Un son qui ne rappelle en rien les Arctic Monkeys. Si on entendait pas le timbre si particulier de Turner, on y croirait pas. On se dit même qu'Alex doit encore être dans le même trip que dans le clip des "Cactus" ...
On y entend beaucoup, beaucoup de clavier, dans des mélodies parfois atonales, surmontées d'harmonies vocales. Musicalement, ça rappelle la fin des sixties. On pourrait même croire à un album concept des Beatles.
Je me dis que Helders, habitué à exploser sa batterie, ses baguettes et ses mains avec, a du s'ennuyer pendant l'enregistrement.

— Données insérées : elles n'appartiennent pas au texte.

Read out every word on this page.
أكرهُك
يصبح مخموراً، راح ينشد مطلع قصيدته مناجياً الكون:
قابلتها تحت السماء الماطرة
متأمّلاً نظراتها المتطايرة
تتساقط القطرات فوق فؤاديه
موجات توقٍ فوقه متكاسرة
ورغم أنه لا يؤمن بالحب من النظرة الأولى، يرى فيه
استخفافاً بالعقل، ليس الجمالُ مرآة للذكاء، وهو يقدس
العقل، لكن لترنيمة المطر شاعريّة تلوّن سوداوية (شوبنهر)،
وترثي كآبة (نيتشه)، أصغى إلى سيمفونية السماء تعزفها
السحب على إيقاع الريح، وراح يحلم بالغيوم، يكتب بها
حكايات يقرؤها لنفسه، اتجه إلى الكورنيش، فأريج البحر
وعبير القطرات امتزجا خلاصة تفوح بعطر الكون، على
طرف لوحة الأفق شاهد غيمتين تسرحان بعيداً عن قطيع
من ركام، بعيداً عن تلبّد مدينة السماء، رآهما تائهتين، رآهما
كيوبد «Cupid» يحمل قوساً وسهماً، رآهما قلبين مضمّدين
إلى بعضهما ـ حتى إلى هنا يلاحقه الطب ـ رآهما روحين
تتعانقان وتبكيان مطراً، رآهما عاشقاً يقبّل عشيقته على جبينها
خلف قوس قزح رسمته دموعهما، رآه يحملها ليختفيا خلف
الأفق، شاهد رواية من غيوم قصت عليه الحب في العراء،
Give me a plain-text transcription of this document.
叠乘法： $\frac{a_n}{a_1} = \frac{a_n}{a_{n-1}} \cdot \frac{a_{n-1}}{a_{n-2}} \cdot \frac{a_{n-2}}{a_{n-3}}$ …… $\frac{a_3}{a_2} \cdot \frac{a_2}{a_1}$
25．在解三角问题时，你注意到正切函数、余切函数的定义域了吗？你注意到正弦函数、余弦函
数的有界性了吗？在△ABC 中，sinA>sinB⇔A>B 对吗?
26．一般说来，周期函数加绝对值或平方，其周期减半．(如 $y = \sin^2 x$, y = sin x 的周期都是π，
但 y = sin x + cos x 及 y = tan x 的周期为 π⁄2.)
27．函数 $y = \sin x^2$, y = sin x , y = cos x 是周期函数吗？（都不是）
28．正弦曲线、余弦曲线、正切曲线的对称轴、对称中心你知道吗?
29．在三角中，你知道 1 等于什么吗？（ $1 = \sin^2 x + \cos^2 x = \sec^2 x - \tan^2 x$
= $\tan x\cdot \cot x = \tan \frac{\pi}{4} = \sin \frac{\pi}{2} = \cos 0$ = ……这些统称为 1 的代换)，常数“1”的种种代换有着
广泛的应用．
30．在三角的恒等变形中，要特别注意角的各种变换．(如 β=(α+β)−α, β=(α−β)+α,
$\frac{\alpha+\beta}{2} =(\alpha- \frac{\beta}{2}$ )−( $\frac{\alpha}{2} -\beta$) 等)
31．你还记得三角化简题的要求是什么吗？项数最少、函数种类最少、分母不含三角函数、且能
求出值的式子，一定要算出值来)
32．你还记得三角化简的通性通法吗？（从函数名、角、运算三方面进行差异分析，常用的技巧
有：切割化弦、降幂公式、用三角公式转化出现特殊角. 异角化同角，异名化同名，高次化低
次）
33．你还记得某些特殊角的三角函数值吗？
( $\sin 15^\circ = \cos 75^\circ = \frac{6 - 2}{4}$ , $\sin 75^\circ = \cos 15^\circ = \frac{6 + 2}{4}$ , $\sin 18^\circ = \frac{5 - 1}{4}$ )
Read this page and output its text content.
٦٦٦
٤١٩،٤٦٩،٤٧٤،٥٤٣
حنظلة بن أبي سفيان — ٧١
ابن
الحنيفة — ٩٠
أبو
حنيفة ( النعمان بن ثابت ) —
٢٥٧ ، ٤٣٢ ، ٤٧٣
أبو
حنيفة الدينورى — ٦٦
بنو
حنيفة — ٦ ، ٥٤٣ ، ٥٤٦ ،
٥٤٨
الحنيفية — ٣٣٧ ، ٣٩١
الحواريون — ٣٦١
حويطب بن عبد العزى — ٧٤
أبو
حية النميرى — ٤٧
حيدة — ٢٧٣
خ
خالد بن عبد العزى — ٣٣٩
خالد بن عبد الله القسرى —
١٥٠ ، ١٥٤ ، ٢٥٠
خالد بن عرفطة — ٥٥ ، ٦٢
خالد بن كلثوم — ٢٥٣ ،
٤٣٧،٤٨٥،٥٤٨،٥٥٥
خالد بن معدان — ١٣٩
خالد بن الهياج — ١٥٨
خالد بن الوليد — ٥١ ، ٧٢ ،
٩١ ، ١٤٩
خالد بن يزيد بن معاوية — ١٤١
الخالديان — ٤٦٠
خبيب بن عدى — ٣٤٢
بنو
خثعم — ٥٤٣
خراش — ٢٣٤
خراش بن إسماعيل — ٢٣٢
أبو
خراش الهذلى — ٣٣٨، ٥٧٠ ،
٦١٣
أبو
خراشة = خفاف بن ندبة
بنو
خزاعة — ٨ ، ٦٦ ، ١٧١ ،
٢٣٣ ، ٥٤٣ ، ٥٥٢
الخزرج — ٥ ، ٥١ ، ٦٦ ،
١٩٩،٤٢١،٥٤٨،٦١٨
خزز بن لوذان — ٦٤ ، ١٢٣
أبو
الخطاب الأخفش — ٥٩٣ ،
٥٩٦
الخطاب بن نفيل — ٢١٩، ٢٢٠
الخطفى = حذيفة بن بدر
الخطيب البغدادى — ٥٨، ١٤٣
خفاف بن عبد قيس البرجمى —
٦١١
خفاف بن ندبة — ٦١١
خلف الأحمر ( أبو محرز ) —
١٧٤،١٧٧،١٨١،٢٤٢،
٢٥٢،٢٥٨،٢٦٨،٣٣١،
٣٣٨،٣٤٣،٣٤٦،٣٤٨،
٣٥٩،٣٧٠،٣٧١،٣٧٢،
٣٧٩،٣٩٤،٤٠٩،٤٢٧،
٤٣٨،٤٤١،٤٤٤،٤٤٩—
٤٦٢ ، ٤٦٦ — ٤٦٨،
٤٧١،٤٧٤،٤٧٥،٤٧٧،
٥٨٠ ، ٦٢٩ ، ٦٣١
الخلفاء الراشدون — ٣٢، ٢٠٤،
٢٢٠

Concrètement, l'album n'est pas mauvais, mais on ne le comprend pas.
En soit, AM était déjà un virage musical assez conséquent pour les Monkeys, et réussit. Alors Alex a t'il pensé qu'il pouvait tout se permettre ?
A vrai dire, l'album donne à penser à un erreur, comme si Alex avait enregistré avec les Monkeys un album des Last Shadow Puppets, et qu'ils s'étaient trompés de nom sur la pochette.
On est pas si loin de la vérité. Cet album devait être un projet solo d'Alex. d'où le son si différent, si décalé.
Mais pourquoi l'avoir enregistré avec son groupe ? Alex en a t'il marre du son de son groupe ? En a t'il marre de jouer de "I Bet You Look Good On The Dancefloor", "Brianstorm", "Crying Lighning" et tous les autres classiques électriques du groupe ?
On peut comprendre l'envie de vouloir faire évoluer le son, mais je dois avouer que là c'est légèrement trop radical pour moi.
D'autant plus qu'en guise de premier single on nous donne "Four Out of Five", le morceaux de l'album avec le plus de guitare, le seul dont le refrain rentre un peu en tête, comme si on voulait nous faire avaler la pilule en douceur.
Concrètement, cet album serait il une tentative d'Alex de prouver quelque chose ? La rockstar aurait elle subitement rencontré un complexe d'infériorité vis à vis des autres groupes britanniques, qui aiment tant exploré différents horizons au fil de leurs albums ?
Seul lui le sait.
Moi j'ai hâte de voir une setlist incorporant ces nouveaux morceaux, ça m'intrigue.